Disclaimer: These are my personal notes on this paper. I am in no way related to this paper. All credits go towards the authors.

Exposing DeepFake Videos By Detecting Face Warping Artifacts

May 22, 2019 - Paper Link - Tags: Deepfake, Detection

Summary

Generated a dataset to train deepfake detectors that did not consist of any deepfakes. They cropped the face, applied Gaussian blur to blur the face, affine (scaling, rotation, shearing) warped the face back to normal (thus creating additional artifacts).

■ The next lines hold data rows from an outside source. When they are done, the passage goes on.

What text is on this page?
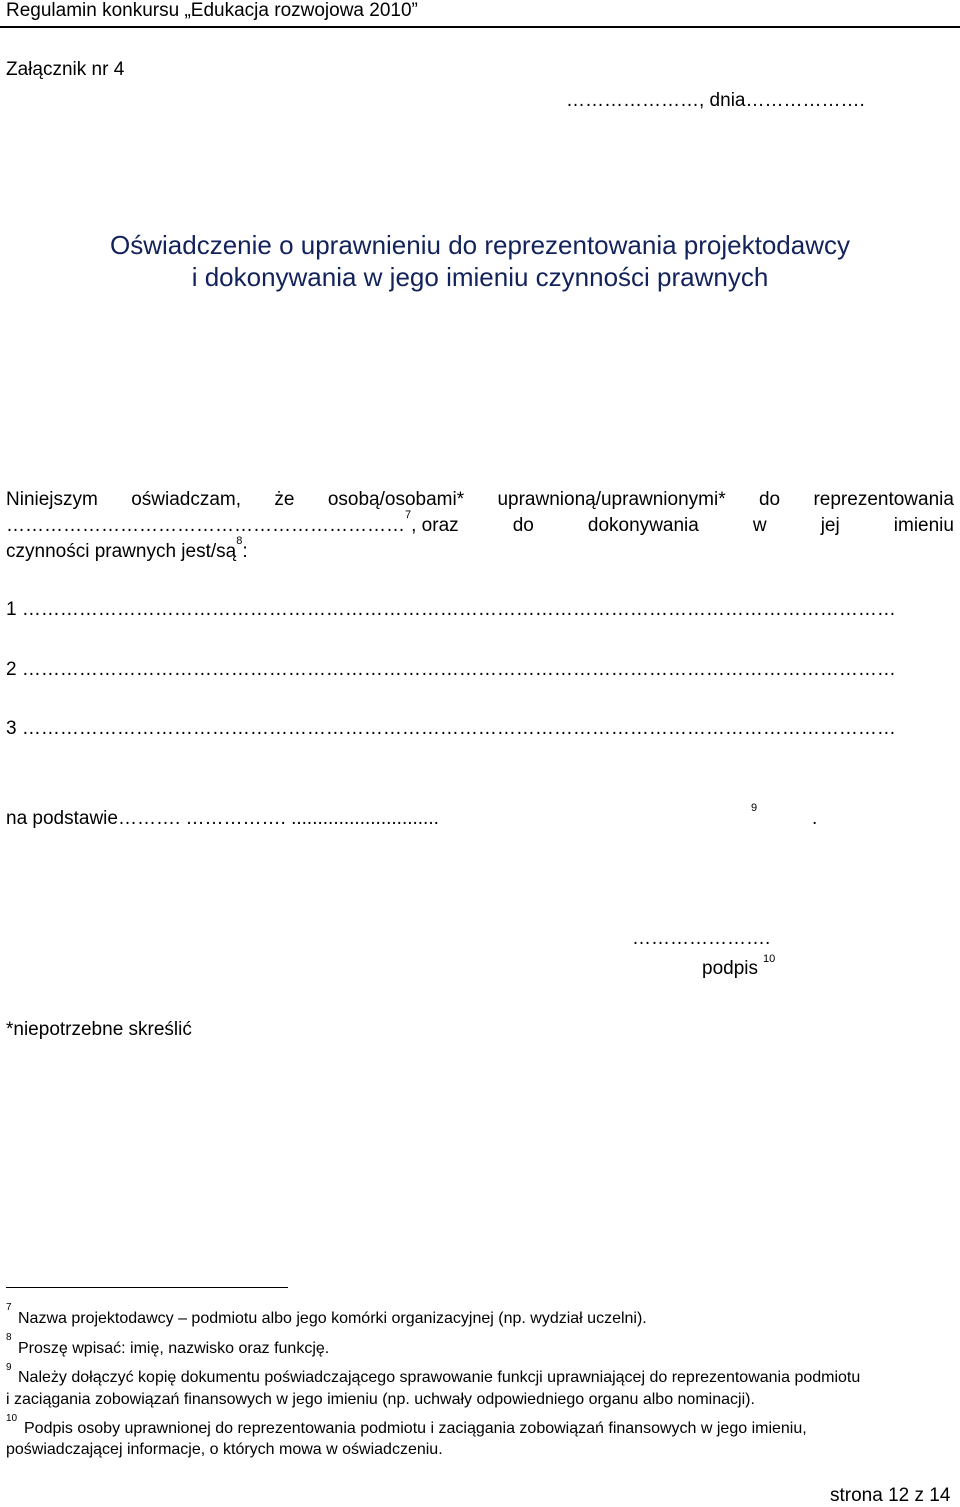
Regulamin konkursu „Edukacja rozwojowa 2010”
Załącznik nr 4
…………………, dnia……………….
Oświadczenie o uprawnieniu do reprezentowania projektodawcy
i dokonywania w jego imieniu czynności prawnych
Niniejszym oświadczam, że osobą/osobami* uprawnioną/uprawnionymi* do reprezentowania
………………………………………………………$^7$, oraz	do	dokonywania	w	jej	imieniu
czynności prawnych jest/są$^8$:
1 …………………………………………………………………………………………………………………………
2 …………………………………………………………………………………………………………………………
3 …………………………………………………………………………………………………………………………
na podstawie………. ……………. ............................	9	.
………………….
podpis 10
*niepotrzebne skreślić
7
Nazwa projektodawcy – podmiotu albo jego komórki organizacyjnej (np. wydział uczelni).
8
Proszę wpisać: imię, nazwisko oraz funkcję.
9
Należy dołączyć kopię dokumentu poświadczającego sprawowanie funkcji uprawniającej do reprezentowania podmiotu
i zaciągania zobowiązań finansowych w jego imieniu (np. uchwały odpowiedniego organu albo nominacji).
10
Podpis osoby uprawnionej do reprezentowania podmiotu i zaciągania zobowiązań finansowych w jego imieniu,
poświadczającej informacje, o których mowa w oświadczeniu.
strona 12 z 14
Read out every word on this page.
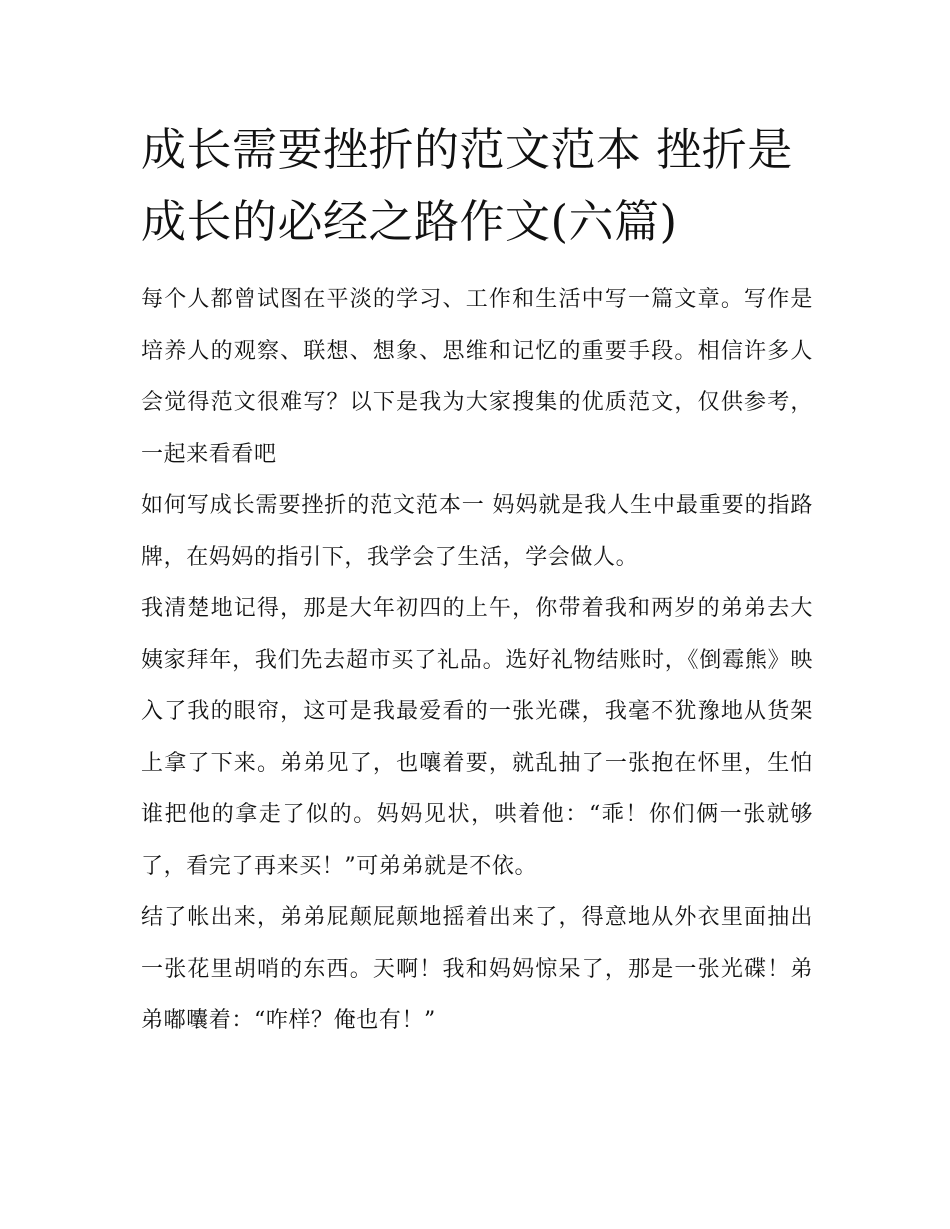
成长需要挫折的范文范本 挫折是成长的必经之路作文(六篇)

每个人都曾试图在平淡的学习、工作和生活中写一篇文章。写作是培养人的观察、联想、想象、思维和记忆的重要手段。相信许多人会觉得范文很难写？以下是我为大家搜集的优质范文，仅供参考，一起来看看吧

如何写成长需要挫折的范文范本一 妈妈就是我人生中最重要的指路牌，在妈妈的指引下，我学会了生活，学会做人。

我清楚地记得，那是大年初四的上午，你带着我和两岁的弟弟去大姨家拜年，我们先去超市买了礼品。选好礼物结账时，《倒霉熊》映入了我的眼帘，这可是我最爱看的一张光碟，我毫不犹豫地从货架上拿了下来。弟弟见了，也嚷着要，就乱抽了一张抱在怀里，生怕谁把他的拿走了似的。妈妈见状，哄着他：“乖！你们俩一张就够了，看完了再来买！”可弟弟就是不依。

结了帐出来，弟弟屁颠屁颠地摇着出来了，得意地从外衣里面抽出一张花里胡哨的东西。天啊！我和妈妈惊呆了，那是一张光碟！弟弟嘟囔着：“咋样？俺也有！”
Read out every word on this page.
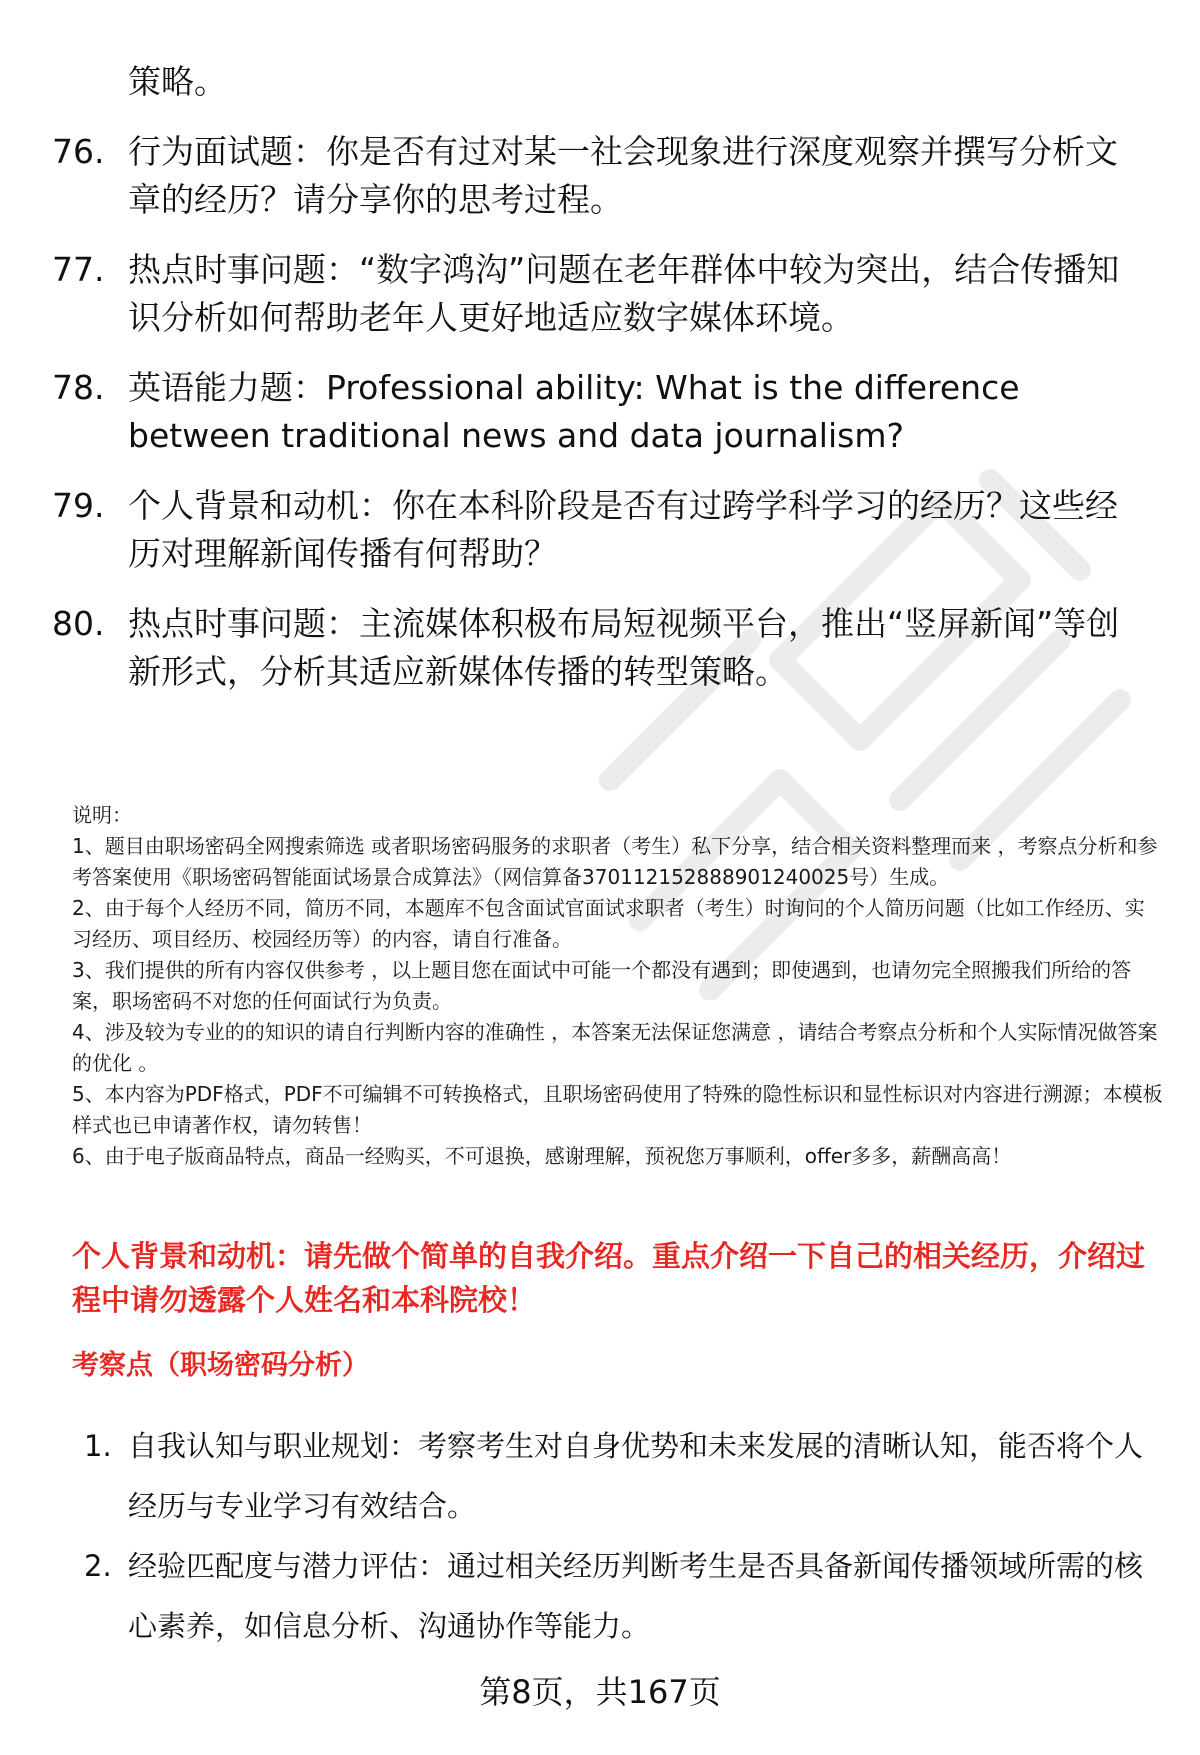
策略。
76. 行为面试题：你是否有过对某一社会现象进行深度观察并撰写分析文章的经历？请分享你的思考过程。
77. 热点时事问题：“数字鸿沟”问题在老年群体中较为突出，结合传播知识分析如何帮助老年人更好地适应数字媒体环境。
78. 英语能力题：Professional ability: What is the difference between traditional news and data journalism?
79. 个人背景和动机：你在本科阶段是否有过跨学科学习的经历？这些经历对理解新闻传播有何帮助？
80. 热点时事问题：主流媒体积极布局短视频平台，推出“竖屏新闻”等创新形式，分析其适应新媒体传播的转型策略。
说明：
1、题目由职场密码全网搜索筛选 或者职场密码服务的求职者（考生）私下分享，结合相关资料整理而来 ，考察点分析和参考答案使用《职场密码智能面试场景合成算法》（网信算备370112152888901240025号）生成。
2、由于每个人经历不同，简历不同，本题库不包含面试官面试求职者（考生）时询问的个人简历问题（比如工作经历、实习经历、项目经历、校园经历等）的内容，请自行准备。
3、我们提供的所有内容仅供参考 ，以上题目您在面试中可能一个都没有遇到；即使遇到，也请勿完全照搬我们所给的答案，职场密码不对您的任何面试行为负责。
4、涉及较为专业的的知识的请自行判断内容的准确性 ，本答案无法保证您满意 ，请结合考察点分析和个人实际情况做答案的优化 。
5、本内容为PDF格式，PDF不可编辑不可转换格式，且职场密码使用了特殊的隐性标识和显性标识对内容进行溯源；本模板样式也已申请著作权，请勿转售！
6、由于电子版商品特点，商品一经购买，不可退换，感谢理解，预祝您万事顺利，offer多多，薪酬高高！
个人背景和动机：请先做个简单的自我介绍。重点介绍一下自己的相关经历，介绍过程中请勿透露个人姓名和本科院校！
考察点（职场密码分析）
1. 自我认知与职业规划：考察考生对自身优势和未来发展的清晰认知，能否将个人经历与专业学习有效结合。
2. 经验匹配度与潜力评估：通过相关经历判断考生是否具备新闻传播领域所需的核心素养，如信息分析、沟通协作等能力。
第8页，共167页
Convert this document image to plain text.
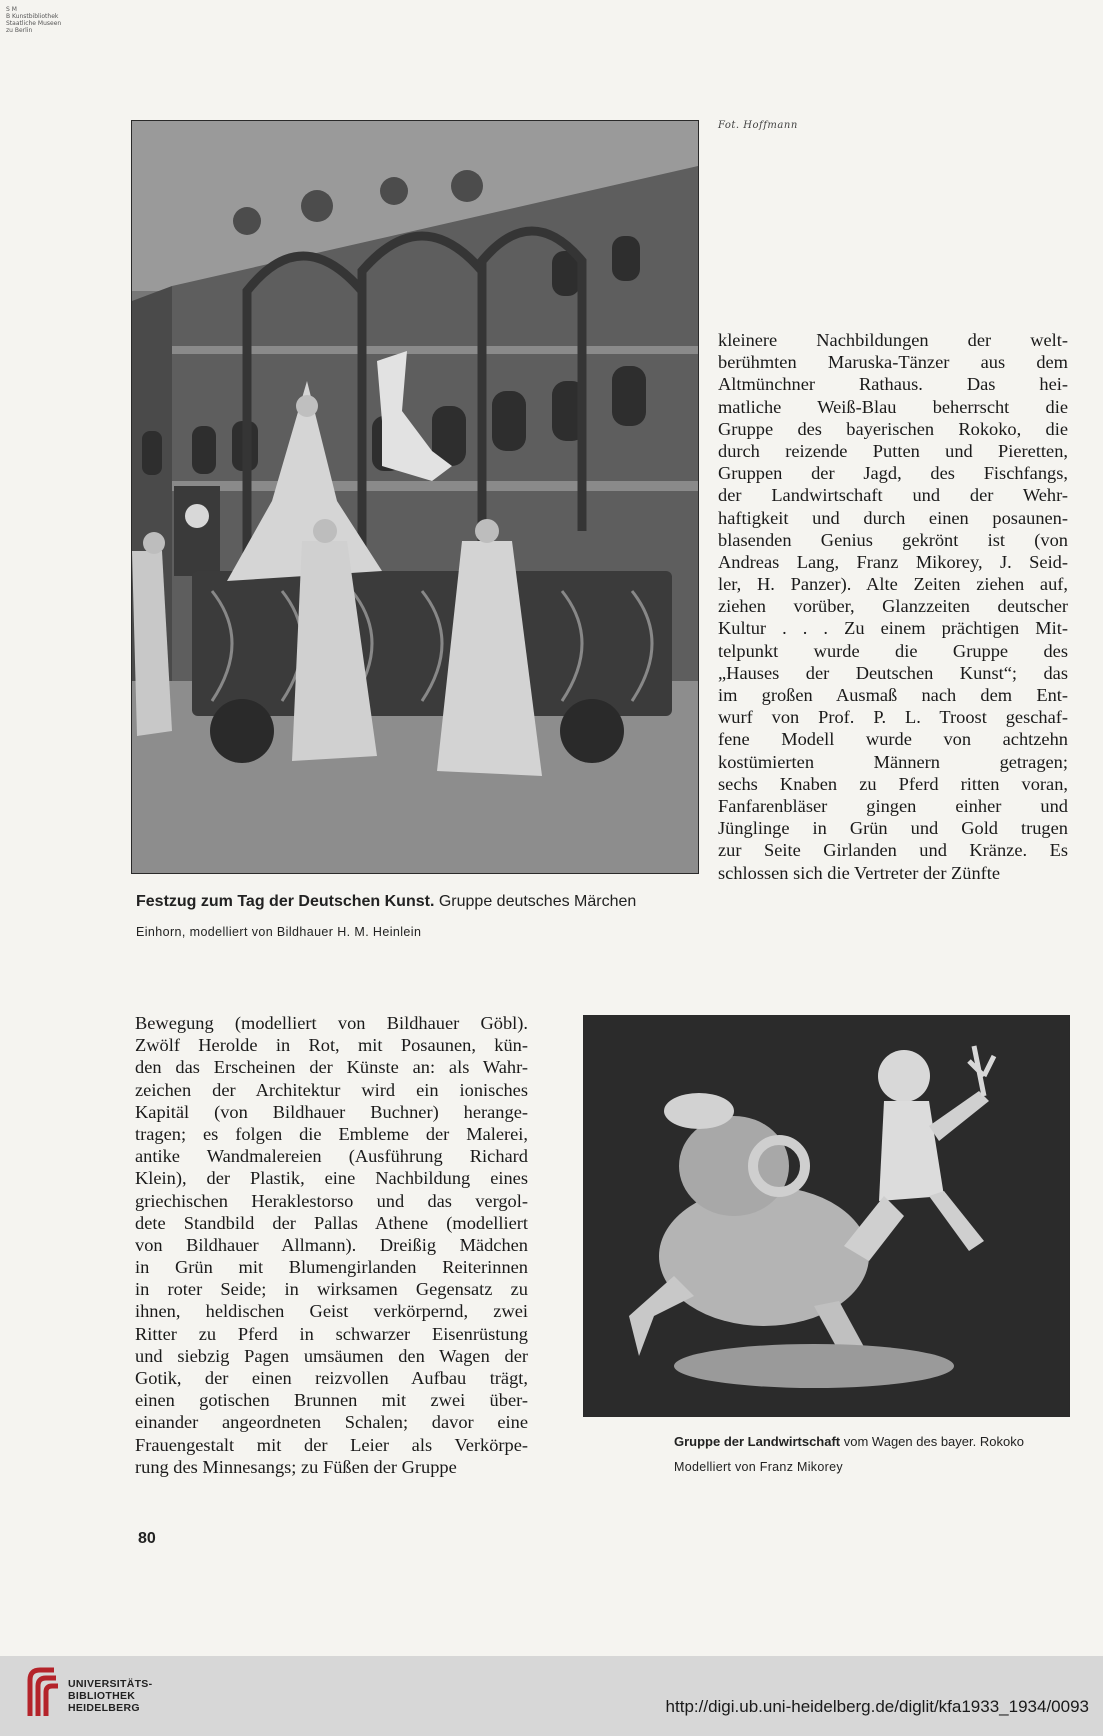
S M
B Kunstbibliothek
Staatliche Museen
zu Berlin
Fot. Hoffmann
Festzug zum Tag der Deutschen Kunst. Gruppe deutsches Märchen
Einhorn, modelliert von Bildhauer H. M. Heinlein
kleinere Nachbildungen der welt-
berühmten Maruska-Tänzer aus dem
Altmünchner Rathaus. Das hei-
matliche Weiß-Blau beherrscht die
Gruppe des bayerischen Rokoko, die
durch reizende Putten und Pieretten,
Gruppen der Jagd, des Fischfangs,
der Landwirtschaft und der Wehr-
haftigkeit und durch einen posaunen-
blasenden Genius gekrönt ist (von
Andreas Lang, Franz Mikorey, J. Seid-
ler, H. Panzer). Alte Zeiten ziehen auf,
ziehen vorüber, Glanzzeiten deutscher
Kultur . . . Zu einem prächtigen Mit-
telpunkt wurde die Gruppe des
„Hauses der Deutschen Kunst“; das
im großen Ausmaß nach dem Ent-
wurf von Prof. P. L. Troost geschaf-
fene Modell wurde von achtzehn
kostümierten Männern getragen;
sechs Knaben zu Pferd ritten voran,
Fanfarenbläser gingen einher und
Jünglinge in Grün und Gold trugen
zur Seite Girlanden und Kränze. Es
schlossen sich die Vertreter der Zünfte
Bewegung (modelliert von Bildhauer Göbl).
Zwölf Herolde in Rot, mit Posaunen, kün-
den das Erscheinen der Künste an: als Wahr-
zeichen der Architektur wird ein ionisches
Kapitäl (von Bildhauer Buchner) herange-
tragen; es folgen die Embleme der Malerei,
antike Wandmalereien (Ausführung Richard
Klein), der Plastik, eine Nachbildung eines
griechischen Heraklestorso und das vergol-
dete Standbild der Pallas Athene (modelliert
von Bildhauer Allmann). Dreißig Mädchen
in Grün mit Blumengirlanden Reiterinnen
in roter Seide; in wirksamen Gegensatz zu
ihnen, heldischen Geist verkörpernd, zwei
Ritter zu Pferd in schwarzer Eisenrüstung
und siebzig Pagen umsäumen den Wagen der
Gotik, der einen reizvollen Aufbau trägt,
einen gotischen Brunnen mit zwei über-
einander angeordneten Schalen; davor eine
Frauengestalt mit der Leier als Verkörpe-
rung des Minnesangs; zu Füßen der Gruppe
Gruppe der Landwirtschaft vom Wagen des bayer. Rokoko
Modelliert von Franz Mikorey
80
UNIVERSITÄTS-
BIBLIOTHEK
HEIDELBERG	http://digi.ub.uni-heidelberg.de/diglit/kfa1933_1934/0093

The dataset proved to train the given CNN models well enough to outperform other models that were trained on actual deepfakes.

Analysis

Using a generated dataset that does not contain deepfakes is an interesting idea, however, as deepfakes improve, this method will become less viable
For testing, they used fairly small datasets.

Notes

DeepFake algorithms output faces of a fixed size, thus they must undergo an affine wrapping to bring the face back to its original quality
The face alteration generally leaves behind artifacts or makes the image less crisp/blurrier
They took advantage of this to create a deepfake dataset that did not require running a deepfake model.
Training Dataset

Used 24,442 JPEG images as the positive examples, which were also used to generate the negative examples
Figure 2 highlights how they generated their training dataset

They aligned the face with different scales (scale the image down X%)
Applied Gaussian blur (made the image a bit blurry)
Warped the image back to the original dimensions

Figure 3 highlights how they wrap different parts of the face

Model

Generated "regions of interest" (RoI) via landmarks in the face. 10 RoIs were used for each image
Used four different CNN models: VGG16, ResNet50, ResNet101, and ResNet152.
Averaged the predictions of all RoIs probabilities to determine the final probability of the image being fake or real

Validation Datasets

Used the UADFV dataset consisting of 49 real and 49 fake videos each lasting ~11 seconds. ResNet50 had the highest Area Under Curve (ROC) at 0.954 per frame. ResNet101 had .991 per video
Used the DeepfakeTIMIT dataset consisting of a few low and high quality videos. ResNet50 had the highest AUC per frame at .999 for low quality videos and .932 for high quality videos

ResNet50 outperformed other models from other papers (Table 1) despite being trained on a non-deepfake dataset.

Citation: Li, Yuezun, and Siwei Lyu. "Exposing deepfake videos by detecting face warping artifacts." arXiv preprint arXiv:1811.00656 (2018).